Monday, May 12, 2008

The Slip - Nine Inch Nails

The Slip

Nine Inch Nails

SCQ Rating: 58%

The first time I honestly asked myself if I could enjoy a Nine Inch Nails record was two months ago, when a friend let a wide array of recent NIN tracks blare from her stereo speakers. Largely representing With Teeth and Year Zero, the songs I heard were more electronic than hard rock, more melancholy than angry. And while she admitted that she had cherry-picked her favourites from the harsher material, it was the first time I actually thought about Nine Inch Nails since 1995. Ghosts I-IV was unveiled a week later and displayed an agreeable Eno/Reznor hybrid I nearly bought several times. No rest for the wicked, it seems, as Reznor has released yet another new album (his fourth release in a year’s time); this one entirely free and available now from his website. Now seemed like the best time to test-drive the NIN sound and perhaps The Slip is the right place to start.

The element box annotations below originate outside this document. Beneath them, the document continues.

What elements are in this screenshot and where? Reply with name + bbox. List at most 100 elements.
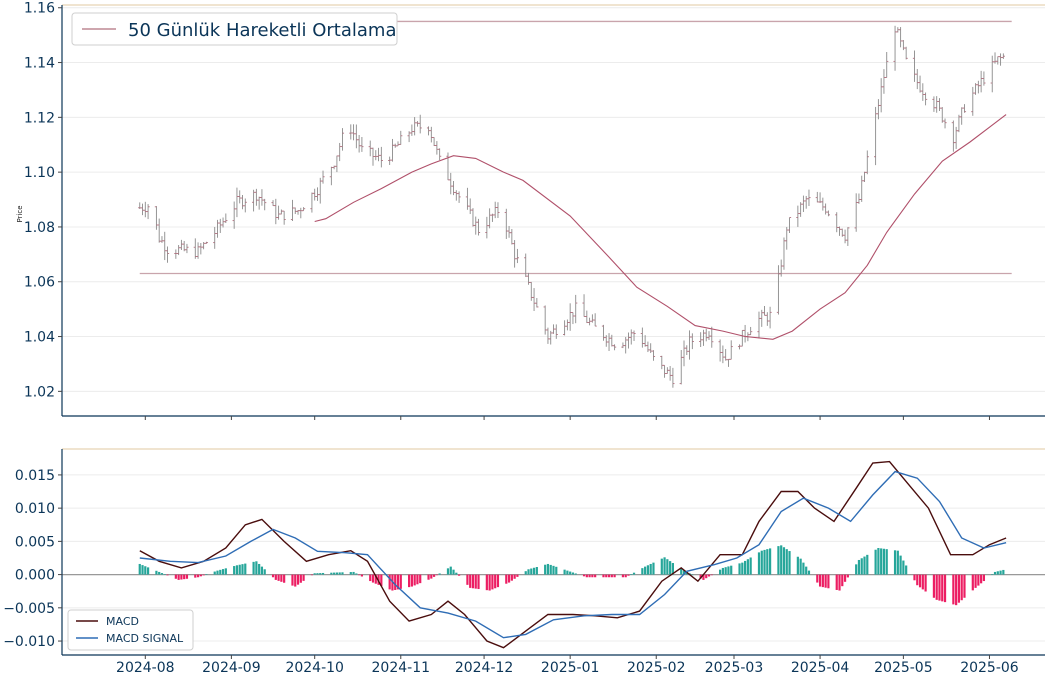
histogram-bar-positive: [333, 572, 336, 575]
histogram-bar-positive: [744, 560, 747, 575]
histogram-bar-positive: [757, 552, 761, 575]
histogram-bar-negative: [613, 574, 616, 578]
histogram-bar-positive: [146, 567, 150, 575]
histogram-bar-negative: [918, 574, 922, 588]
histogram-bar-negative: [199, 574, 202, 577]
histogram-bar-negative: [835, 574, 838, 590]
x-tick-label: 2024-12: [455, 660, 514, 676]
price-gridlines: [62, 7, 1045, 392]
histogram-bar-negative: [388, 574, 391, 590]
histogram-bar-negative: [491, 574, 494, 590]
histogram-bar-negative: [505, 574, 508, 584]
histogram-bar-positive: [660, 558, 663, 575]
price-y-axis-label: Price: [16, 205, 24, 222]
price-axes: [61, 4, 1045, 417]
histogram-bar-negative: [585, 574, 588, 578]
histogram-bar-positive: [807, 570, 811, 575]
histogram-bar-positive: [335, 572, 339, 575]
histogram-bar-positive: [252, 561, 255, 575]
histogram-bar-positive: [724, 567, 727, 575]
histogram-bar-positive: [719, 569, 722, 575]
histogram-bar-positive: [155, 570, 158, 575]
histogram-bar-positive: [446, 568, 450, 575]
histogram-bar-negative: [377, 574, 380, 585]
histogram-bar-negative: [955, 574, 958, 606]
histogram-bar-positive: [224, 568, 227, 575]
histogram-bar-negative: [924, 574, 927, 592]
histogram-bar-negative: [843, 574, 847, 582]
histogram-bar-negative: [369, 574, 372, 582]
histogram-bar-negative: [360, 574, 363, 577]
histogram-bar-positive: [896, 550, 899, 575]
histogram-bar-negative: [710, 574, 713, 576]
histogram-bar-positive: [788, 551, 791, 575]
histogram-bar-negative: [960, 574, 963, 601]
histogram-bar-positive: [860, 558, 863, 575]
histogram-bar-positive: [685, 571, 688, 575]
x-tick-label: 2024-08: [116, 660, 175, 676]
histogram-bar-negative: [935, 574, 938, 600]
histogram-bar-negative: [358, 574, 361, 576]
histogram-bar-negative: [435, 574, 438, 576]
histogram-bar-negative: [271, 574, 275, 578]
histogram-bar-positive: [141, 565, 144, 575]
histogram-bar-positive: [760, 550, 763, 575]
histogram-bar-positive: [899, 555, 902, 575]
histogram-bar-negative: [427, 574, 430, 580]
histogram-bar-negative: [507, 574, 511, 583]
histogram-bar-negative: [821, 574, 824, 588]
histogram-bar-negative: [816, 574, 819, 583]
histogram-bar-positive: [991, 574, 994, 575]
histogram-bar-positive: [549, 564, 552, 575]
histogram-bar-positive: [138, 563, 141, 575]
histogram-bar-negative: [818, 574, 822, 587]
histogram-bar-negative: [516, 574, 519, 577]
histogram-bar-negative: [982, 574, 986, 582]
histogram-bar-negative: [846, 574, 849, 578]
histogram-bar-negative: [602, 574, 605, 578]
histogram-bar-positive: [882, 548, 886, 575]
histogram-bar-negative: [494, 574, 497, 589]
histogram-bar-positive: [563, 569, 566, 575]
histogram-bar-negative: [166, 574, 169, 576]
histogram-bar-positive: [644, 566, 647, 575]
histogram-bar-negative: [196, 574, 200, 578]
histogram-bar-negative: [408, 574, 411, 588]
histogram-bar-negative: [621, 574, 625, 578]
histogram-bar-negative: [485, 574, 488, 591]
histogram-bar-positive: [777, 546, 780, 575]
histogram-bar-negative: [194, 574, 197, 578]
price-y-tick-label: 1.14: [24, 56, 55, 72]
histogram-bar-positive: [569, 571, 572, 575]
histogram-bar-negative: [977, 574, 980, 586]
histogram-bar-negative: [371, 574, 375, 583]
histogram-bar-positive: [319, 573, 322, 575]
histogram-bar-positive: [552, 565, 555, 575]
macd-y-ticks: −0.010 −0.005 0.000 0.005 0.010 0.015: [3, 468, 62, 650]
histogram-bar-negative: [283, 574, 286, 583]
histogram-bar-negative: [971, 574, 974, 591]
histogram-bar-positive: [855, 564, 858, 575]
x-tick-label: 2025-04: [791, 660, 850, 676]
histogram-bar-positive: [530, 568, 533, 575]
histogram-bar-positive: [524, 571, 527, 575]
histogram-bar-negative: [943, 574, 947, 603]
histogram-bar-negative: [952, 574, 955, 605]
histogram-bar-negative: [180, 574, 183, 580]
histogram-bar-positive: [902, 560, 905, 575]
histogram-bar-negative: [177, 574, 180, 580]
x-tick-label: 2024-11: [372, 660, 431, 676]
histogram-bar-positive: [999, 570, 1002, 575]
price-y-tick-label: 1.02: [24, 384, 55, 400]
histogram-bar-positive: [338, 572, 341, 575]
histogram-bar-positive: [221, 569, 225, 575]
histogram-bar-positive: [352, 571, 355, 575]
price-y-ticks: 1.02 1.04 1.06 1.08 1.10 1.12 1.14 1.16: [24, 1, 62, 400]
histogram-bar-positive: [874, 549, 877, 575]
histogram-bar-negative: [705, 574, 708, 579]
histogram-bar-negative: [488, 574, 491, 591]
price-reference-lines: [139, 20, 1012, 275]
histogram-bar-positive: [780, 545, 783, 575]
macd-lines: [139, 460, 1007, 649]
histogram-bar-positive: [641, 568, 644, 575]
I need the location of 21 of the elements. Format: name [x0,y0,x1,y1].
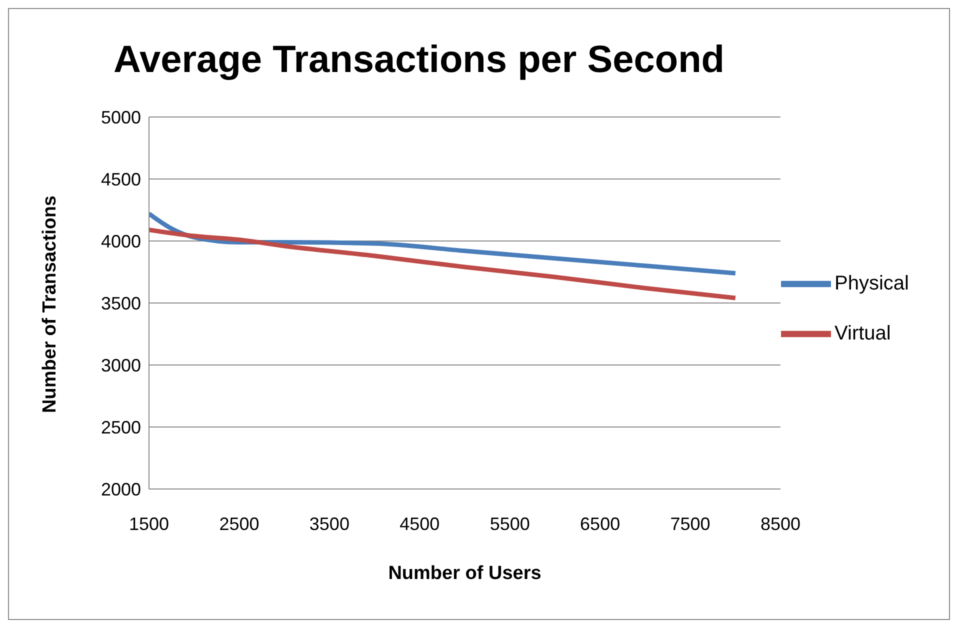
y-tick-label: 2000 [100,479,141,500]
chart-title: Average Transactions per Second [112,39,726,82]
x-tick-label: 8500 [760,514,801,534]
y-tick-label: 4000 [100,231,141,252]
legend-label: Virtual [834,322,891,344]
legend-label: Physical [834,272,909,294]
x-tick-label: 6500 [580,514,620,534]
y-tick-label: 3000 [100,355,141,376]
x-tick-label: 4500 [400,514,440,534]
x-tick-label: 2500 [219,514,260,534]
x-tick-label: 7500 [670,514,710,534]
y-tick-label: 4500 [100,169,141,190]
x-tick-label: 5500 [490,514,530,534]
y-tick-label: 2500 [100,417,141,438]
line-series [149,228,738,300]
y-tick-label: 5000 [100,107,141,128]
x-axis-title: Number of Users [388,563,542,584]
x-tick-label: 3500 [309,514,350,534]
x-tick-label: 1500 [128,514,170,534]
y-tick-label: 3500 [100,293,141,314]
y-axis-title: Number of Transactions [40,196,61,413]
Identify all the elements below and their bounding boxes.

With the first track’s minute and a half of computer buzzes barely touching our eardrums, The Slip shakes that early impression that this CD could be exactly what you paid for by breaking the door down on ‘1000000’, a live drum hammering against treated guitar chords while Reznor sneers “I don’t feel anything at all.” With his vocals tossed back and forth in the mix, calling out and answering back, the adrenaline level peaks early in a brainless but accessible blast of energy that prepares us for the next few tracks of teenage torment. Lead single ‘Discipline’ is particularly worth noting for its ability to please fans of alternative rock and club culture; its mix of aggressive guitar and dance beats makes this track perhaps their most important means of approaching a new fanbase this summer.

Much of this album feels unusually sedate compared to earlier releases; the crunch of their aggressive side is sporadically spread around ambient mood-pieces and laid back electro-rock grooves. ‘Echoplex’ is the best example of the latter, featuring a stuttered drum machine paced to a repetitive guitar rev that supplies the groundwork to The Slip’s atmospheric centerpiece. The ominous soundtrack of ‘Corona Radiata’ moves from sterile to industrial over its seven minutes, but is expertly placed as an addendum to the funereal piano of ‘Lights in the Sky’.

As both a marketing tool for his upcoming tour as well as rallying some new, frugal fans, The Slip is satisfying on a number of levels. Due to its no-strings, give-away release method, this feels spontaneous and unburdened by expectation. It’s neither contractually obligated to please anyone nor aiming to articulate a grand statement. Most importantly, The Slip is an easy album to listen to and enjoy; something that many NIN-deniers likely thought impossible. If SCQ is any indication, The Slip will successfully find that new audience.